There would follow one spectacular act of footballing vengeance on Germany, once England had broken with tradition, embraced sophistication and appointed a foreign manager, Sven-Göran Eriksson. A 5-1 away victory, in September 2001 in the World Cup qualifiers, rubbed out the 1-0 setback England had suffered at Wembley which had prompted Kevin Keegan, in an emotional admission of English smallness, to resign. It was a last, happy-go-lucky national moment. A week later, it and everything else was utterly overshadowed by 9/11, the attack on the World Trade Center which marked the end of Untroubled Times. 

Twenty years on, 2016. The mood of inclusive and renewed patriotism that marked Euro 96 and the impending change of government has given way to the ugly fear, ignorance and anti-immigrant loathing which underscored the Brexit vote. Three days later, on June 27, an England team who had inspired no particular hope of glory faced Iceland.

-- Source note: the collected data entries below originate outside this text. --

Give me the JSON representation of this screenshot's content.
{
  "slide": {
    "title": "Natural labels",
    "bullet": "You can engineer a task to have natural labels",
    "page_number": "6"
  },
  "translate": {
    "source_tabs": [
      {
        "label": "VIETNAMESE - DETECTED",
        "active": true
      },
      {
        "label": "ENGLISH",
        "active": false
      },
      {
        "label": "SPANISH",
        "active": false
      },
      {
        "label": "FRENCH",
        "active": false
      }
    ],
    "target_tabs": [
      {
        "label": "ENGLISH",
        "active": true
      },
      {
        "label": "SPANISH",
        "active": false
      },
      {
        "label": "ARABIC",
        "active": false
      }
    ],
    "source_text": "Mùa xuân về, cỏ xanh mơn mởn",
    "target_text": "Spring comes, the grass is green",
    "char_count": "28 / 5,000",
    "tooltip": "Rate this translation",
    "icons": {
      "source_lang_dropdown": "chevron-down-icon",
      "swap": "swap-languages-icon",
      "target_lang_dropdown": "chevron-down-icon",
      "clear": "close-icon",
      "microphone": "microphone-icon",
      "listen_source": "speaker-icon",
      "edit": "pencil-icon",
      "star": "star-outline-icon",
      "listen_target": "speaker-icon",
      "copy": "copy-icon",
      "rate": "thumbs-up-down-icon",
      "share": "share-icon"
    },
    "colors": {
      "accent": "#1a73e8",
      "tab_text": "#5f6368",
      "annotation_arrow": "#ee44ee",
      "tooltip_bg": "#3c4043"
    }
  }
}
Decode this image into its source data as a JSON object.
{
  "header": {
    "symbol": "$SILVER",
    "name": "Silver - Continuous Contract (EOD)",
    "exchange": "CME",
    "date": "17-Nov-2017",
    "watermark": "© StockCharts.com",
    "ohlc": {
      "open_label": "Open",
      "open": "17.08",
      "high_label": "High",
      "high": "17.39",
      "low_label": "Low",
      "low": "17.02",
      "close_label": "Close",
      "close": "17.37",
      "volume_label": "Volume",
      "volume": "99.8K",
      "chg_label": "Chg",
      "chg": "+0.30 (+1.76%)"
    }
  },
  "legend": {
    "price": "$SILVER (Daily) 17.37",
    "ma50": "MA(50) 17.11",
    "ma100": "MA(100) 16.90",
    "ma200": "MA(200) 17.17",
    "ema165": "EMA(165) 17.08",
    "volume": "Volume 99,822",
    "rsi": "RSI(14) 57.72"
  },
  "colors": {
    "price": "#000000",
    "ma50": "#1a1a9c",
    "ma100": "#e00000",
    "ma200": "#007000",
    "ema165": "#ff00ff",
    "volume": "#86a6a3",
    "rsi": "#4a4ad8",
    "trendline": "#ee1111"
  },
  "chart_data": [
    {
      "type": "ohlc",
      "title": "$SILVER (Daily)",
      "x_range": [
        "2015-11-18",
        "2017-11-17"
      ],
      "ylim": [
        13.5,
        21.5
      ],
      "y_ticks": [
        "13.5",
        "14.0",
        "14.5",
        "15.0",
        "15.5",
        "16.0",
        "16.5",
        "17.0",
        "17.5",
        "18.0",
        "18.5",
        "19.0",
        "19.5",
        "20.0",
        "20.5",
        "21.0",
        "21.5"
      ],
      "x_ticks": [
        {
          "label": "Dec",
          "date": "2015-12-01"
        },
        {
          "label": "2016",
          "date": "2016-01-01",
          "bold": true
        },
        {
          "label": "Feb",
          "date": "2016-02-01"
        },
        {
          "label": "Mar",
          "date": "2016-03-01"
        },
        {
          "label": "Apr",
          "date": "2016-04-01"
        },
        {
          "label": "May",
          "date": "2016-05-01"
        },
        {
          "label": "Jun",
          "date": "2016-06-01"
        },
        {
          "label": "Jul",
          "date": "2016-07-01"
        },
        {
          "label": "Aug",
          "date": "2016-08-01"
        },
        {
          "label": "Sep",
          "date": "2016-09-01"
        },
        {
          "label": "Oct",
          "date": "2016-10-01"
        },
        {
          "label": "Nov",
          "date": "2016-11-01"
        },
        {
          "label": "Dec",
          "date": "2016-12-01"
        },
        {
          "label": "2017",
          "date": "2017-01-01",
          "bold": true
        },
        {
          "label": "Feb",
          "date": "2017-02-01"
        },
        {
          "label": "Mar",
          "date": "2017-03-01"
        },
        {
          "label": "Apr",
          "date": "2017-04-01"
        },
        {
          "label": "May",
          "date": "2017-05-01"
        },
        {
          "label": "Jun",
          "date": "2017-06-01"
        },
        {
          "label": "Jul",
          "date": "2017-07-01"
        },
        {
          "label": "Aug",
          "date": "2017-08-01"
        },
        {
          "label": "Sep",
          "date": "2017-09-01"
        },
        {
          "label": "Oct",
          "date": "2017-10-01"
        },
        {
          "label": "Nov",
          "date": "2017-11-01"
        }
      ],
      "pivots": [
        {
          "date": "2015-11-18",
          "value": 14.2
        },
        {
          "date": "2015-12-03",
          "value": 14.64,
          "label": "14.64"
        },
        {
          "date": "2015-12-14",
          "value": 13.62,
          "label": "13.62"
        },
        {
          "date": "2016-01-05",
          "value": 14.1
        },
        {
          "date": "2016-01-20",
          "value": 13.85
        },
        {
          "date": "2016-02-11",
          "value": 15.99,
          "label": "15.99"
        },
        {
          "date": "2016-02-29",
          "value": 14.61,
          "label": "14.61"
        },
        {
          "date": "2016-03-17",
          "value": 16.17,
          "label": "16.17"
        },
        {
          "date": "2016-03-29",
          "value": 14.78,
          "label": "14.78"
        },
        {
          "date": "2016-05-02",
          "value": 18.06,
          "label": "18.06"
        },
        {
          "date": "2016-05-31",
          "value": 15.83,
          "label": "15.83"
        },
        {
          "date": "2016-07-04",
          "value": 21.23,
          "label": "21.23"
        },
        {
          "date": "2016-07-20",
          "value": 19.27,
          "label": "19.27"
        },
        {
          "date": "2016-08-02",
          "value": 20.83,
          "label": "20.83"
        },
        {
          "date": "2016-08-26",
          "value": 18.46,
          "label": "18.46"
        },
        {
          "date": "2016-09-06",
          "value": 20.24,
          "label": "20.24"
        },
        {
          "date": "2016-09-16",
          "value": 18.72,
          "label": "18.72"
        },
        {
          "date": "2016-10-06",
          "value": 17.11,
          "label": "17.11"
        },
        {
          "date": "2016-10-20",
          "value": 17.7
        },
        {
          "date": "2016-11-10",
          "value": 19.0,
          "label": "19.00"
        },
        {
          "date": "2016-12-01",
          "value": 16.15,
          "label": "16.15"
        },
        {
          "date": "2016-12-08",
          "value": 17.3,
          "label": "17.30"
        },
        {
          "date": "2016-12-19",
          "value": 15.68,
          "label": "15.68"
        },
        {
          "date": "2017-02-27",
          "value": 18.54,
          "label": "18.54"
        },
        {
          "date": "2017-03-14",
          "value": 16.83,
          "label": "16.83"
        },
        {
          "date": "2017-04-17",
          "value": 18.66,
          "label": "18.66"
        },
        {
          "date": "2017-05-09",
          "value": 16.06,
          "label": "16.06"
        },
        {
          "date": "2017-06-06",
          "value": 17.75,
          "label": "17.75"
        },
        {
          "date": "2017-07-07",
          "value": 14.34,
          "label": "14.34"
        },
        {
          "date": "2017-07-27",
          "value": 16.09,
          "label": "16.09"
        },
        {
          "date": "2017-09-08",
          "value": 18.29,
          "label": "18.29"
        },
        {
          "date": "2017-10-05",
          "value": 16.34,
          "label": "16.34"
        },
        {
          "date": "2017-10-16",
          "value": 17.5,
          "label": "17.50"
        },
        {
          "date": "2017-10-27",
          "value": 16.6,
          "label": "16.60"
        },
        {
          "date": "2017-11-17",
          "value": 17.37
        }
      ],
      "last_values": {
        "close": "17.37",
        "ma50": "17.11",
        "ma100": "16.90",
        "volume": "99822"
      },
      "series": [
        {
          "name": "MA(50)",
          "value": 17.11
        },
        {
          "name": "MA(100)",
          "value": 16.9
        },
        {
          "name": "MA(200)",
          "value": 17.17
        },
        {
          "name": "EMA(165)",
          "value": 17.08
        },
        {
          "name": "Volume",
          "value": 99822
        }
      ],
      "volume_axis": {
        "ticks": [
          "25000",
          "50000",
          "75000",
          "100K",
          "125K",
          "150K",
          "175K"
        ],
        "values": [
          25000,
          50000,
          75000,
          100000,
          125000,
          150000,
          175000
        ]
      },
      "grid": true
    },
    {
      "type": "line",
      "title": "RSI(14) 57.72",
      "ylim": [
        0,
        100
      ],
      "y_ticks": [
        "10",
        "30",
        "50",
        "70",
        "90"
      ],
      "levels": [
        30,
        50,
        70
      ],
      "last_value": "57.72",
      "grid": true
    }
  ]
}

This time, it was political. There was something more important at stake than Rooney’s march to triumph. I wanted Iceland to win; to puncture and disabuse the notion of innate English superiority and entitlement which fuelled the calamitous decision to vote to leave the EU. England somehow winning the competition would have been an appalling fillip for Gove, Duncan Smith, Farage et al. England needed symbolically cutting down. Thankfully, an England team who seemed at once complacent and cowed, distracted and desperate, obliged, losing 2-1. 

1996 was a year blighted by Caucasian retro-laddishness and Cool Britannia delusions which, then as now, deserved to die away. Given the opportunity of peace and prosperity presented in the 1990s, what did we do with ourselves? Seek to evolve and advance on the End of History platform and its promise of a thousand-year rule of peace and democracy? No. We went down the pub. We tried to reverse 30 years rather than look to the future. And yet, given the miserable weather we’re currently enduring and the storms yet to come, I often yearn for the sunshine of 1996, epitomised for me, shamefully, down the pub, when Shearer blasted it into the Dutch net to make it 3-0 and I cheered as hard as I’ve cheered about anything in my life.